Even in his last days David had to deal with problems, primarily the problem of succession. Adonijah and Solomon competed to see who would succeed David on the throne, with most of the powers-that-were, along with Bathsheba, on the side of Solomon who did become king. Solomon was such a contradiction. On the one hand, the wisest of men and writer of so much Scripture; on the other, a ruthless ruler who immediately set about to remove all opposition to his reign. He often walked in the good ways of his father, David, but he allowed his many wives and concubines to build high places of worship to the idols.

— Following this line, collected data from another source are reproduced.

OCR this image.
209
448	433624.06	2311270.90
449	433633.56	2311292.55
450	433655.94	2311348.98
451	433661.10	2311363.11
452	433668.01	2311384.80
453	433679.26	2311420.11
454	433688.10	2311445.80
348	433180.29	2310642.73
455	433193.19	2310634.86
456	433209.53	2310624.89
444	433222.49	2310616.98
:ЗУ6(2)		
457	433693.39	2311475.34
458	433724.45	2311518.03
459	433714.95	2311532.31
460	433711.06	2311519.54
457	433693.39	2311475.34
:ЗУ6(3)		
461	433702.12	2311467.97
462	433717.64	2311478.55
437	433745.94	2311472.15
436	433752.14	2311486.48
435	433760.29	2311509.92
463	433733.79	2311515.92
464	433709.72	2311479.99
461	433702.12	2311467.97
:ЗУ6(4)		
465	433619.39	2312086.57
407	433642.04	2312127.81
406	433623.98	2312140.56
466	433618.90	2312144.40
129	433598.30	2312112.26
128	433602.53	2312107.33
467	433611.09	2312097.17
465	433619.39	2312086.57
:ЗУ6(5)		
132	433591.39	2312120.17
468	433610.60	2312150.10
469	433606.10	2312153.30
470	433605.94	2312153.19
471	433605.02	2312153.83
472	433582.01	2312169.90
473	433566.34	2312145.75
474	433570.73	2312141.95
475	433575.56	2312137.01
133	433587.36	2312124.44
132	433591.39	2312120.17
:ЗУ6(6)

How humbly did Solomon start out. He prayed, “And now, O Lord my God, you have made your servant king in place of David my father, although I am but a little child. I do not know how to go out or come in. . . . Give your servant therefore an understanding mind to govern your people, that I may discern between good and evil, for who is able to govern this your great people?” (3:7,9). The Lord was greatly pleased with this request and granted great wisdom to Solomon. But, again, what a contradiction: so often walking with God, but so often yielding to the world’s enticements. You know, when we think about ourselves, we are easily described in the same way: loving God but so often lukewarm, or worse, toward him. As we examine ourselves, isn’t it good to know that we have an advocate. How encouraging are John’s words: “My little children, I am writing these things to you so that you may not sin. But if anyone does sin, we have an advocate with the Father, Jesus Christ the righteous:” (1 John 2:1). Thomas Kelly (1806) put in a hymn our great hope:
The atoning work is done,
The victim’s blood is shed;
And Jesus now is gone
His people’s cause to plead:
He stands in Heaven their great high priest,
And bears their names upon His breast.